Голубоглазый слепец Степан Степанович, по-базарному Пан Паныч, торопливо засовывал в сумку из мешковины затрепанную толстую книгу. По этой книге он гадал, водя пальцами по страницам. Бабы, ворожившие у Пан Паныча, утверждали, что он говорит полную правду.
Распадалось тройное полукольцо торговцев, продававших разложенные на снегу обувные колодки, шарниры, диски изоляционной ленты, сапожные голенища, книги, умывальники, дрели со сверлами, деревянные гвозди, заячьи шкурки.
Сутулый старик, увязывавший жестяные изделия, огрел меня самоварной трубой: «Шныряют тут, шпанята». Должно быть, за целый день не нашлось покупателей на его гремучий товар.
Вязальщицы укладывали пышные оренбургские шали, кроличьего пуха косынки, такие ярко-розовые, что глаза ломит, решетчатые гарусные детские шапочки и паутинки — шерстяные платки почти кружевной вязки, окаймленные острыми зубцами.

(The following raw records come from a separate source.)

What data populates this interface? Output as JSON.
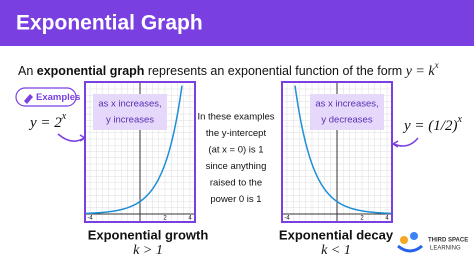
{
  "header": {
    "title": "Exponential Graph"
  },
  "intro": {
    "before": "An ",
    "bold": "exponential graph",
    "after": " represents an exponential function of the form ",
    "formula": "y = k",
    "formula_exp": "x"
  },
  "examples_tag": "Examples",
  "growth": {
    "formula": "y = 2",
    "formula_exp": "x",
    "note": [
      "as x increases,",
      "y increases"
    ],
    "ticks": [
      -4,
      2,
      4
    ],
    "caption": "Exponential growth",
    "condition": "k > 1"
  },
  "decay": {
    "formula": "y = (1/2)",
    "formula_exp": "x",
    "note": [
      "as x increases,",
      "y decreases"
    ],
    "ticks": [
      -4,
      2,
      4
    ],
    "caption": "Exponential decay",
    "condition": "k < 1"
  },
  "middle": [
    "In these examples",
    "the y-intercept",
    "(at x = 0) is 1",
    "since anything",
    "raised to the",
    "power 0 is 1"
  ],
  "logo": [
    "THIRD SPACE",
    "LEARNING"
  ]
}
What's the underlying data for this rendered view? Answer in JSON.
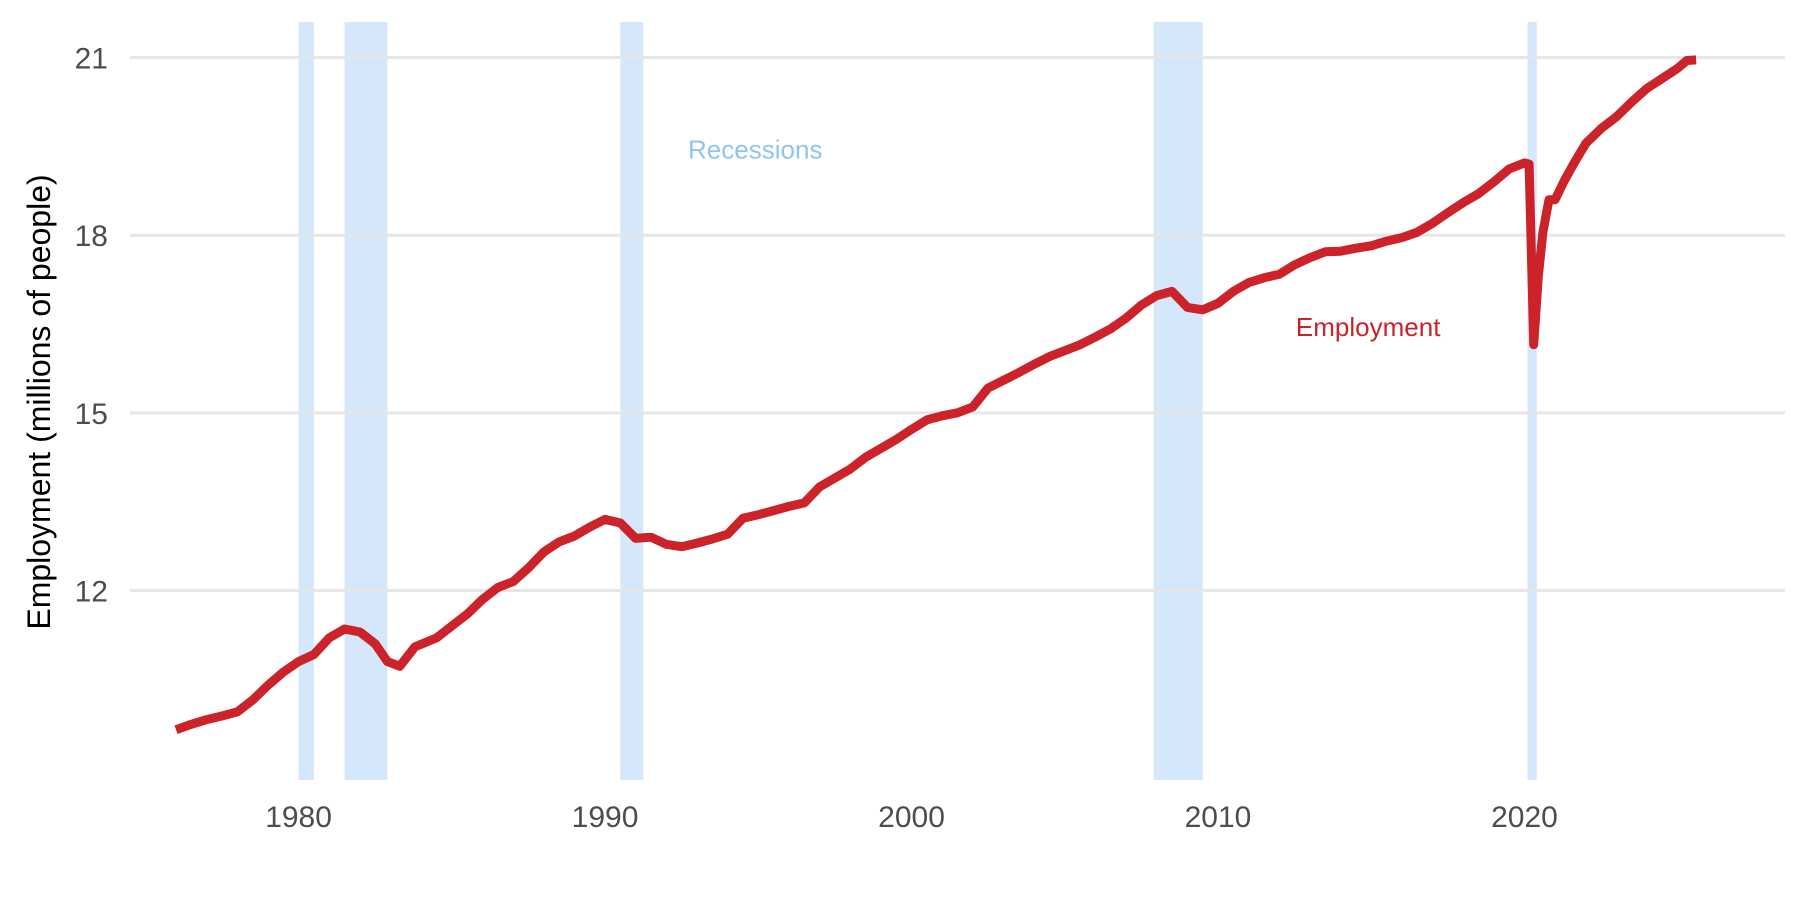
{
  "chart_data": {
    "type": "line",
    "title": "",
    "xlabel": "",
    "ylabel": "Employment (millions of people)",
    "xlim": [
      1974.5,
      2028.5
    ],
    "ylim": [
      8.8,
      21.6
    ],
    "x_ticks": [
      1980,
      1990,
      2000,
      2010,
      2020
    ],
    "x_tick_labels": [
      "1980",
      "1990",
      "2000",
      "2010",
      "2020"
    ],
    "y_ticks": [
      12,
      15,
      18,
      21
    ],
    "y_tick_labels": [
      "12",
      "15",
      "18",
      "21"
    ],
    "grid": "horizontal",
    "recessions": [
      [
        1980.0,
        1980.5
      ],
      [
        1981.5,
        1982.9
      ],
      [
        1990.5,
        1991.25
      ],
      [
        2007.9,
        2009.5
      ],
      [
        2020.1,
        2020.4
      ]
    ],
    "series": [
      {
        "name": "Employment",
        "color": "#cc2229",
        "x": [
          1976.0,
          1976.5,
          1977.0,
          1977.5,
          1978.0,
          1978.5,
          1979.0,
          1979.5,
          1980.0,
          1980.5,
          1981.0,
          1981.5,
          1982.0,
          1982.5,
          1982.9,
          1983.3,
          1983.8,
          1984.5,
          1985.0,
          1985.5,
          1986.0,
          1986.5,
          1987.0,
          1987.5,
          1988.0,
          1988.5,
          1989.0,
          1989.5,
          1990.0,
          1990.5,
          1991.0,
          1991.5,
          1992.0,
          1992.5,
          1993.0,
          1993.5,
          1994.0,
          1994.5,
          1995.0,
          1995.5,
          1996.0,
          1996.5,
          1997.0,
          1997.5,
          1998.0,
          1998.5,
          1999.0,
          1999.5,
          2000.0,
          2000.5,
          2001.0,
          2001.5,
          2002.0,
          2002.5,
          2003.0,
          2003.5,
          2004.0,
          2004.5,
          2005.0,
          2005.5,
          2006.0,
          2006.5,
          2007.0,
          2007.5,
          2008.0,
          2008.5,
          2009.0,
          2009.5,
          2010.0,
          2010.5,
          2011.0,
          2011.5,
          2012.0,
          2012.5,
          2013.0,
          2013.5,
          2014.0,
          2014.5,
          2015.0,
          2015.5,
          2016.0,
          2016.5,
          2017.0,
          2017.5,
          2018.0,
          2018.5,
          2019.0,
          2019.5,
          2020.0,
          2020.15,
          2020.3,
          2020.45,
          2020.6,
          2020.8,
          2021.0,
          2021.3,
          2021.6,
          2022.0,
          2022.5,
          2023.0,
          2023.5,
          2024.0,
          2024.5,
          2025.0,
          2025.3,
          2025.6
        ],
        "values": [
          9.65,
          9.74,
          9.82,
          9.88,
          9.95,
          10.15,
          10.4,
          10.62,
          10.8,
          10.92,
          11.2,
          11.35,
          11.3,
          11.1,
          10.8,
          10.72,
          11.05,
          11.2,
          11.4,
          11.6,
          11.85,
          12.05,
          12.15,
          12.38,
          12.65,
          12.82,
          12.92,
          13.07,
          13.2,
          13.14,
          12.88,
          12.9,
          12.78,
          12.74,
          12.8,
          12.87,
          12.95,
          13.22,
          13.28,
          13.35,
          13.42,
          13.48,
          13.75,
          13.9,
          14.05,
          14.25,
          14.4,
          14.55,
          14.72,
          14.88,
          14.95,
          15.0,
          15.1,
          15.42,
          15.55,
          15.68,
          15.82,
          15.95,
          16.05,
          16.15,
          16.28,
          16.42,
          16.6,
          16.82,
          16.98,
          17.05,
          16.78,
          16.74,
          16.85,
          17.05,
          17.2,
          17.28,
          17.34,
          17.5,
          17.62,
          17.72,
          17.73,
          17.78,
          17.82,
          17.9,
          17.96,
          18.05,
          18.2,
          18.38,
          18.55,
          18.7,
          18.9,
          19.12,
          19.22,
          19.2,
          16.15,
          17.3,
          18.05,
          18.6,
          18.6,
          18.92,
          19.2,
          19.55,
          19.8,
          20.0,
          20.25,
          20.48,
          20.65,
          20.82,
          20.95,
          20.96
        ]
      }
    ],
    "annotations": [
      {
        "text": "Recessions",
        "x": 1994.9,
        "y": 19.45,
        "color": "#8ec5f2"
      },
      {
        "text": "Employment",
        "x": 2014.9,
        "y": 16.45,
        "color": "#cc2229"
      }
    ],
    "colors": {
      "line": "#cc2229",
      "recession_band": "#d5e8fb",
      "grid": "#e6e6e6",
      "tick_text": "#4d4d4d",
      "recession_label": "#8ec5f2"
    }
  }
}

Ворота отделяли барахолку от продуктового рынка. Сразу за воротами кишмя кишели фуфайки, шинели, стеганые халаты, плюшевые полудошки, тулупы, крытые сатином, башкирские бешметы. Тут был хлебный торг. Круглые, с наплывом верхней корочки буханки, ржаные кирпичики, деревенские караваи, просто ломти, лепешки в черных пузырях, спеченные на не смазанной жиром сковороде.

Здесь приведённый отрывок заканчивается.